Subject: Re: [harryproa] mast bury
From: "Peter Southwood" <peter.southwood@telkomsa.net>
Date: 1/26/2007, 3:41 AM
To:
Reply-to:
harryproa@yahoogroups.com.au

The short answer is no, but the loads are inversely proportional to the bury. Less bury, higher loads.It is possible to engineer a rig where the mast has no bury at all and is bonded onto a flange mounted on the deck.

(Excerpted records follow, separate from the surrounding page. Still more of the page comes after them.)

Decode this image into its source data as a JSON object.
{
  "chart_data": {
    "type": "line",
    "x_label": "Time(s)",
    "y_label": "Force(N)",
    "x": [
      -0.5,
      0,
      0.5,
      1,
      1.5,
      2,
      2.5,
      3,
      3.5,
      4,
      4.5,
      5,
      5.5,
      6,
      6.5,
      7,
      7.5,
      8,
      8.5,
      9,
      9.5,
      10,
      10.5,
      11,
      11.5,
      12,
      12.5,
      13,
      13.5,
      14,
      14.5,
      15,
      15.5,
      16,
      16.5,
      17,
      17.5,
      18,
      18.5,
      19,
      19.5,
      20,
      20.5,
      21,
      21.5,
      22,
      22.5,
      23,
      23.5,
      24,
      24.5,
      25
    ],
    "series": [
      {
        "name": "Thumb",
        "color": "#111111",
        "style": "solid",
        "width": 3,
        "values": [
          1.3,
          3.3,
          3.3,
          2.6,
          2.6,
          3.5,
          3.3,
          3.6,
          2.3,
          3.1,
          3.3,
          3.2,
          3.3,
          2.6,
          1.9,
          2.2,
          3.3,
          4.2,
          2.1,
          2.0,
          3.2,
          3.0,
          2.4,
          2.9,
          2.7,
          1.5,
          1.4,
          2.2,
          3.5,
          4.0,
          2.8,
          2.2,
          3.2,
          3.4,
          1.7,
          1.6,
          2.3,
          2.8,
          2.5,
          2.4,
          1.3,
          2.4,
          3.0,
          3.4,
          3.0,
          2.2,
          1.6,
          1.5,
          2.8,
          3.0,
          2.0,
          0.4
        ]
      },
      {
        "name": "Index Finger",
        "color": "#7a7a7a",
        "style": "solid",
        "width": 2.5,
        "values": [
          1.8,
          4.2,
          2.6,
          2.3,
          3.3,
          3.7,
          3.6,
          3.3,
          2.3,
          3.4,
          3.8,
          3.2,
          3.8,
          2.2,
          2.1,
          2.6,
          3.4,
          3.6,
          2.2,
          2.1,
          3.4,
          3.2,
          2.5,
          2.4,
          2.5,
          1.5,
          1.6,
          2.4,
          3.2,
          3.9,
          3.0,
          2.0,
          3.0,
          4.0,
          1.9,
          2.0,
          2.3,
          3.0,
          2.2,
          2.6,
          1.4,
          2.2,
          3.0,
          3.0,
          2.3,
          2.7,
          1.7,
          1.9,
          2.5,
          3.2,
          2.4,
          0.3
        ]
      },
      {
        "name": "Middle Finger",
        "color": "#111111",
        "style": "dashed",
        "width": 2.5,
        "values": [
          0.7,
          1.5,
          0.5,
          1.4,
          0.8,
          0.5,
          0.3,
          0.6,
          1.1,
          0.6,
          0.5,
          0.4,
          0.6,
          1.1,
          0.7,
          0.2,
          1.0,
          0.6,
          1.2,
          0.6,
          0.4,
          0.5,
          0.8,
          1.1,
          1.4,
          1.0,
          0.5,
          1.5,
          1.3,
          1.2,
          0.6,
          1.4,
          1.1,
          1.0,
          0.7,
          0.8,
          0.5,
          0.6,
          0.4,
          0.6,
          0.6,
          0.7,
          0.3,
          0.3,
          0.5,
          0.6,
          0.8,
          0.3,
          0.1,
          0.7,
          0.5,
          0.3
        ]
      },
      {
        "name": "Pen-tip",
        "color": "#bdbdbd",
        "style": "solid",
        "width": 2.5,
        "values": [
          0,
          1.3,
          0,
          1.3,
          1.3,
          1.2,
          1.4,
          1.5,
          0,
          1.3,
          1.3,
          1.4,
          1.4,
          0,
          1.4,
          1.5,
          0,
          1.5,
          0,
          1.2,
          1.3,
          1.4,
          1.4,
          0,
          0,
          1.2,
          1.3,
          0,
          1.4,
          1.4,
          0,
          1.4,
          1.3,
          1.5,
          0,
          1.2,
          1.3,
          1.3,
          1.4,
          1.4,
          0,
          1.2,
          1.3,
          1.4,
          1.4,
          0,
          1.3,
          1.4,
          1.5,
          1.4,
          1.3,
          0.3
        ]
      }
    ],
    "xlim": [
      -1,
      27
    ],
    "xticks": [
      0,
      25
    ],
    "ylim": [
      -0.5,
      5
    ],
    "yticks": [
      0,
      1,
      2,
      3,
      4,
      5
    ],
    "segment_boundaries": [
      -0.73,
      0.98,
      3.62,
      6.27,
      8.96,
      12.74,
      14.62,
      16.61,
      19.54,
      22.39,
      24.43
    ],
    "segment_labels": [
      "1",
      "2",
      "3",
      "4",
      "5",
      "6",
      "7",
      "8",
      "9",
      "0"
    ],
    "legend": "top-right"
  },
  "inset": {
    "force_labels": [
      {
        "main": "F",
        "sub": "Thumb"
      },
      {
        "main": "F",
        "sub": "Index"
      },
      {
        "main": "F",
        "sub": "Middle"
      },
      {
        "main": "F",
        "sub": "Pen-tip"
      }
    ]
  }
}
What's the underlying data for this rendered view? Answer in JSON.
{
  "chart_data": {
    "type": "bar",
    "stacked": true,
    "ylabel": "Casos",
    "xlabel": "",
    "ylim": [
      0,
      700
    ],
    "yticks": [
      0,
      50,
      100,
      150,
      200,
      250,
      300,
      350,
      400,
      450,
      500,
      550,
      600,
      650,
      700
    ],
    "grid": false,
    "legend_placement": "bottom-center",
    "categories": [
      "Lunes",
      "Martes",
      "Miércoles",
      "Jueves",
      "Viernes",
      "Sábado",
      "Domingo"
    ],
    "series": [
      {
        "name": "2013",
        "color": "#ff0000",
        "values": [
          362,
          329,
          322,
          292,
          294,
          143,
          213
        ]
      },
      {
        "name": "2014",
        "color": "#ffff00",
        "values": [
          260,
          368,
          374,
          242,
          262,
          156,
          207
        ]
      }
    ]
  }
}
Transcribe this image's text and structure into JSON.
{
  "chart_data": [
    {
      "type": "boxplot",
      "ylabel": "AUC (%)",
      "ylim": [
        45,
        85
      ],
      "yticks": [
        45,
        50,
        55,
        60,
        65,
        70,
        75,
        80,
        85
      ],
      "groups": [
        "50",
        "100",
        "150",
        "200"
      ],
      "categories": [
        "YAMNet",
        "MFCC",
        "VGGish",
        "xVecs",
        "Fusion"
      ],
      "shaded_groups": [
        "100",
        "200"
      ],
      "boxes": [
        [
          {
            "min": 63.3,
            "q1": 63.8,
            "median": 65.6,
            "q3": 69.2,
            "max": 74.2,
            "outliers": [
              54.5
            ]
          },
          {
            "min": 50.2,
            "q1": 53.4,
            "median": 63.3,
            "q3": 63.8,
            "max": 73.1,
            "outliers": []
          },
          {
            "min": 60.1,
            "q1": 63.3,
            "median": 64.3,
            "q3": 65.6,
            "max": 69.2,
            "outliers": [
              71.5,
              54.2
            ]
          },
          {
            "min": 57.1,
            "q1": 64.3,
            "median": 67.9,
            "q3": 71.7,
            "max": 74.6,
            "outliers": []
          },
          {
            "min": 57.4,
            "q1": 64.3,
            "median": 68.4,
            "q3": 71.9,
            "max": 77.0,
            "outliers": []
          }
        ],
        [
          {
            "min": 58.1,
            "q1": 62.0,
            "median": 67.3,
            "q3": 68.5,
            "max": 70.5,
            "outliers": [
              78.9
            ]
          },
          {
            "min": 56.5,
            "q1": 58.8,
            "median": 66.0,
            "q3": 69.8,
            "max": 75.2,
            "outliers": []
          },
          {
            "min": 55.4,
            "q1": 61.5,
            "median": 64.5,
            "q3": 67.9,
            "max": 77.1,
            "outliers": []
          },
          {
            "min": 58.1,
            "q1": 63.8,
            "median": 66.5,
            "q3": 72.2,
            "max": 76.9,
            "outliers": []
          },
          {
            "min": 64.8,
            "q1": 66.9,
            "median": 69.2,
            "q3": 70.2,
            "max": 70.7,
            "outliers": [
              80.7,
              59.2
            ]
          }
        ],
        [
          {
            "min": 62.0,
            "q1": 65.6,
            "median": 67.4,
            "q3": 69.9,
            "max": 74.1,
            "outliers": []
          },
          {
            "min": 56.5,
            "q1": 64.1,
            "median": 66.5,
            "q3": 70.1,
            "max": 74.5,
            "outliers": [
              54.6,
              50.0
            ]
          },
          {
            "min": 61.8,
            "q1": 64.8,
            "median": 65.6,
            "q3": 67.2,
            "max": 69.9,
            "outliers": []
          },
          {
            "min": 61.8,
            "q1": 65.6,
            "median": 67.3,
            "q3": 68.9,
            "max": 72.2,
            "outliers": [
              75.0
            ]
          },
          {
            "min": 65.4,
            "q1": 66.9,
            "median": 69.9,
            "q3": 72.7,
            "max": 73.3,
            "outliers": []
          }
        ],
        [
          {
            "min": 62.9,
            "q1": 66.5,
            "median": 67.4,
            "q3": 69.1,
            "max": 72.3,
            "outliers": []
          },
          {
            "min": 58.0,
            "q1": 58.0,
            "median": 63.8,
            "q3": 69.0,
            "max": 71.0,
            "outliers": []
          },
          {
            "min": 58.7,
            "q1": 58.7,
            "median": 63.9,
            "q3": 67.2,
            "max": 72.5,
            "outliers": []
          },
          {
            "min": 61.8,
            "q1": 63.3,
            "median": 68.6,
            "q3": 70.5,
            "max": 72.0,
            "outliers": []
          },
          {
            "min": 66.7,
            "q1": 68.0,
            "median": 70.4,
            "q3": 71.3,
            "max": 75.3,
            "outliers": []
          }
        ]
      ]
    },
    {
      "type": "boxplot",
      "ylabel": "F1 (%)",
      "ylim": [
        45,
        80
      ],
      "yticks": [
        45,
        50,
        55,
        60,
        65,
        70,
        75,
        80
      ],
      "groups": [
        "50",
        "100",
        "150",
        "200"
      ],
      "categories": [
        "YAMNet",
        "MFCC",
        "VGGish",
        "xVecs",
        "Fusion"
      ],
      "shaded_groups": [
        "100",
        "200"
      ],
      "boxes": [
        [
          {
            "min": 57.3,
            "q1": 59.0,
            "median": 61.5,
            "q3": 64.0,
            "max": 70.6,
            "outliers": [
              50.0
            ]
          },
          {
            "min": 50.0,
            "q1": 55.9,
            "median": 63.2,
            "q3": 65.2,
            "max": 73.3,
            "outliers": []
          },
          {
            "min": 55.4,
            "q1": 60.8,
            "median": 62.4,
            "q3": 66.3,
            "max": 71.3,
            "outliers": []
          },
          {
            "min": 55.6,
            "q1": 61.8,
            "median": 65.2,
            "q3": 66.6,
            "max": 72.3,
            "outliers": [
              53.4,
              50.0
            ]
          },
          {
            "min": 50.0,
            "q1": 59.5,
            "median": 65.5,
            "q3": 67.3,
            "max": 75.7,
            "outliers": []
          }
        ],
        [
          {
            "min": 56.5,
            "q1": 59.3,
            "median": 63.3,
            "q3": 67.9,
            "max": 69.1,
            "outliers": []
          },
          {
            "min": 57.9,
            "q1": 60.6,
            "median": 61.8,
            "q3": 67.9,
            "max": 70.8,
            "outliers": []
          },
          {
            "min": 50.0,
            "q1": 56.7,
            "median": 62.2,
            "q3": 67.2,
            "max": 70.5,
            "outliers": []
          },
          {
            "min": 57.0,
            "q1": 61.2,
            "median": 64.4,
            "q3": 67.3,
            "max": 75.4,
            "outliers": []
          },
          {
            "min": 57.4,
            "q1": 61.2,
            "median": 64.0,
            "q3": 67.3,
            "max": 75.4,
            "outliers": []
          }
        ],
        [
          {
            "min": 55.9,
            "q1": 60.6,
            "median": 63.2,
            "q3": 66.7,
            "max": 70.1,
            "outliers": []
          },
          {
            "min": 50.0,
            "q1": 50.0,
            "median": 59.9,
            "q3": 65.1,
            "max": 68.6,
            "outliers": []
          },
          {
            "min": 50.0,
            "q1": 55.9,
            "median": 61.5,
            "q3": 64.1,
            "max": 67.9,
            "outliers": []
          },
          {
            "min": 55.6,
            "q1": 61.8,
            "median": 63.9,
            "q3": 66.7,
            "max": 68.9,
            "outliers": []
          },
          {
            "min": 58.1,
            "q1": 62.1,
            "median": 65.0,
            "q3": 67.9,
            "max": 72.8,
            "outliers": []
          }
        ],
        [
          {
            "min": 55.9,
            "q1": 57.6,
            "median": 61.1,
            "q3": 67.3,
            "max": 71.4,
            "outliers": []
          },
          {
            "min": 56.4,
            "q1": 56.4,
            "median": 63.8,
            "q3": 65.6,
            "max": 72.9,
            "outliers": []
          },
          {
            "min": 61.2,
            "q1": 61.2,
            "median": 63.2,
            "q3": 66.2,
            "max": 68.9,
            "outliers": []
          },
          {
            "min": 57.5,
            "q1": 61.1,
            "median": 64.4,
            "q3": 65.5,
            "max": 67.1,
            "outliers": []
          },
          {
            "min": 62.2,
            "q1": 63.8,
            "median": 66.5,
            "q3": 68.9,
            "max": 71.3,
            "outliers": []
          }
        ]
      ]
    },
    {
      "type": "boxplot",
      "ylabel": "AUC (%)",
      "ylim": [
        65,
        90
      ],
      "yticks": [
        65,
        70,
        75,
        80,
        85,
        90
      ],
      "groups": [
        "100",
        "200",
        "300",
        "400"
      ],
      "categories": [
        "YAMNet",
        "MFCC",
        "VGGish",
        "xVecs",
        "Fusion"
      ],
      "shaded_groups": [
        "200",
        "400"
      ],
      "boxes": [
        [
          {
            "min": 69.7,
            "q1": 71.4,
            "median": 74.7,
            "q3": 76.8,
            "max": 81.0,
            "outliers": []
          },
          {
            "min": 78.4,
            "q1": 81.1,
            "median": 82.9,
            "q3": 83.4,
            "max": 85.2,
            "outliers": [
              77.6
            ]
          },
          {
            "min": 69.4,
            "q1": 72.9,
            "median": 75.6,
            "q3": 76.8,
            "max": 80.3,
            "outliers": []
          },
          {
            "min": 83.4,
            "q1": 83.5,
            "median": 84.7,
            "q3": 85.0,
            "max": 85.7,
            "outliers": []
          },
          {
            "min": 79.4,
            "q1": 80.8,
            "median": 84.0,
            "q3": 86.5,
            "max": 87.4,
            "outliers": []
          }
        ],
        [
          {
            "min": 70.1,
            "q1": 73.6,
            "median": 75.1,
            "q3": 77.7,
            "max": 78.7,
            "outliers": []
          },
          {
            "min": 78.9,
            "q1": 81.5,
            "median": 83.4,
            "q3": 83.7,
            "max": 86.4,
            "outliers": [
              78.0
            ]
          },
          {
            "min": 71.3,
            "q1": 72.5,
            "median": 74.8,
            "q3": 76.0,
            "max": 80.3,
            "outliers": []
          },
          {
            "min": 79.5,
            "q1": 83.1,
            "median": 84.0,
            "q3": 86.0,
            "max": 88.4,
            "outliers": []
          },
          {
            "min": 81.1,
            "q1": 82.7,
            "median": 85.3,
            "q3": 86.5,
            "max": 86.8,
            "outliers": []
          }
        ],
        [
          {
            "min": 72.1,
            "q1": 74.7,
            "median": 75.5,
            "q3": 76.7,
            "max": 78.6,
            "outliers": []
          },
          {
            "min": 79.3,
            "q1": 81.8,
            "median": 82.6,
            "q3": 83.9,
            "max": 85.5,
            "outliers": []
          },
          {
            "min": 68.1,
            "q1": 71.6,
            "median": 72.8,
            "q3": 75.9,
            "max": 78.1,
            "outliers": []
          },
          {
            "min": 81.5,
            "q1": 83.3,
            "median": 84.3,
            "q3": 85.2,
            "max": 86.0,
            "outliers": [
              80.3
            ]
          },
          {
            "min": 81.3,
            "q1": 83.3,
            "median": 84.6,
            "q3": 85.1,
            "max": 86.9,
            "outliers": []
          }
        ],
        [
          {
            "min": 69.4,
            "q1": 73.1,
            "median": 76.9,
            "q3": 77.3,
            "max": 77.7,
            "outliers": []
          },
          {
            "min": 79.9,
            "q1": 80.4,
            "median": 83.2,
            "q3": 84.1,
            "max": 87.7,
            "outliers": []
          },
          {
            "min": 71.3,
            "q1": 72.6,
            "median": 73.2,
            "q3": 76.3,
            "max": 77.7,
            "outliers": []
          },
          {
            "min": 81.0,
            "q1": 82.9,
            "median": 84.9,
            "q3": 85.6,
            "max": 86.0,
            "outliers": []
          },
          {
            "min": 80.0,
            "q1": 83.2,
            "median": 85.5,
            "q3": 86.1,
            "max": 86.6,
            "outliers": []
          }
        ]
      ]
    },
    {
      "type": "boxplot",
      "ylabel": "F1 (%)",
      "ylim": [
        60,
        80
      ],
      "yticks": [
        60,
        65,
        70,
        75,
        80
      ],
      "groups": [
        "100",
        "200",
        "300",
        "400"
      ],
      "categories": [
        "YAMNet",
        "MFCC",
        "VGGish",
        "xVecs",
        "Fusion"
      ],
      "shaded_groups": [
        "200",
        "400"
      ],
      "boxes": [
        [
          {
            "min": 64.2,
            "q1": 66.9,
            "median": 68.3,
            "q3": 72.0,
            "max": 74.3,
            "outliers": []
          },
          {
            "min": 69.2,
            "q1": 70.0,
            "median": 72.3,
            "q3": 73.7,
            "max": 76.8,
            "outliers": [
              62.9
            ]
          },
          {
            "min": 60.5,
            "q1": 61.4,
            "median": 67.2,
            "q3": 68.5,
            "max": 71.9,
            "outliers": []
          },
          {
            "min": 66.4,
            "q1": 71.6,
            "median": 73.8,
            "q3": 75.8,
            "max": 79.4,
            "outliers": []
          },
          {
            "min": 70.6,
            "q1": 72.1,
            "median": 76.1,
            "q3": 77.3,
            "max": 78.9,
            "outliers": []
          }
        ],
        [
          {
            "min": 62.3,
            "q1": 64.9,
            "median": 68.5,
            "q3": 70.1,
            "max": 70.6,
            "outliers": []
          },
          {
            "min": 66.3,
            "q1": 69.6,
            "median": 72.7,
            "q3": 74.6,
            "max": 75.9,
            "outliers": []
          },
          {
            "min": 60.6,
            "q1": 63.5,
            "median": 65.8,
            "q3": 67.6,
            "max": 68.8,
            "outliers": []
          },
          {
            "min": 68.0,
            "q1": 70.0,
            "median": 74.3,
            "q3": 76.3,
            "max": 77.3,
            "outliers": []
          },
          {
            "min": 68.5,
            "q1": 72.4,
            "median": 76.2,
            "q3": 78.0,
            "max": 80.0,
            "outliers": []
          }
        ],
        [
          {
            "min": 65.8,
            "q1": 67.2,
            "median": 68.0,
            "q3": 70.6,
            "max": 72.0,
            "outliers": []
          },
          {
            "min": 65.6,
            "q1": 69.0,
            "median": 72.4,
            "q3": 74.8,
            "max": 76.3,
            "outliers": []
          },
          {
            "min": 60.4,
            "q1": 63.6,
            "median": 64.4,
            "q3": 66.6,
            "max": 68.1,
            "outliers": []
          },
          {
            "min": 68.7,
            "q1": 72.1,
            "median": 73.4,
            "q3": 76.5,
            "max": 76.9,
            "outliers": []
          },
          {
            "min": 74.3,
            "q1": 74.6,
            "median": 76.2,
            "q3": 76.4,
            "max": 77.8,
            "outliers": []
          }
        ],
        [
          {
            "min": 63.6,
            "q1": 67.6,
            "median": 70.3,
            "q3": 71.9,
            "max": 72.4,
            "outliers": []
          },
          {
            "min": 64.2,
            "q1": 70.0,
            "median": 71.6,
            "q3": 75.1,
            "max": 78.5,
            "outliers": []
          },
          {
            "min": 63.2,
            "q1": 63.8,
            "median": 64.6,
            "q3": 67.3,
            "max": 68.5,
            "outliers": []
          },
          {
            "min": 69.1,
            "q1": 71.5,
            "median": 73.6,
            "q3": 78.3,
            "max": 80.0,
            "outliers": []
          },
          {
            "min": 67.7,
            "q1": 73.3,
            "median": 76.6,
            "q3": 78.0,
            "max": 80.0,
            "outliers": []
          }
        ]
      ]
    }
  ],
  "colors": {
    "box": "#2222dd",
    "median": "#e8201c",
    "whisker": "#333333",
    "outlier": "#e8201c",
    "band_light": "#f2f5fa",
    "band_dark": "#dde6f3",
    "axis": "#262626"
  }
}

Something like this was done about 20 years ago by Richard Glanville (here my memory may fail me, so dont quote me on this) If I remember correctly the monohull "Nissan Skyline" had an unstayed rotating wing mast on a stub axle which had a flange attached to the deck by rails and could be moved fore and aft for balance. a lot of carbon rovings were involved, and the flange was a fairly massive piece of structural laminate, but it crossed oceans.
Cheers,
Peter
----- Original Message -----
From: Phil Keck
To: harryproa@yahoogroups.com.au
Sent: Thursday, January 25, 2007 10:42 PM
Subject: [harryproa] mast bury

On an unstayed rig, is there a rule of thumb on how much bury you need for a given length of mast?
I read on this page:
that "The minimum "immersion" of mast into cabin is about 1 in 7 ie a 35' high mast needs 5' of bury."  Do you really need that much?  What's the bury on elementarry?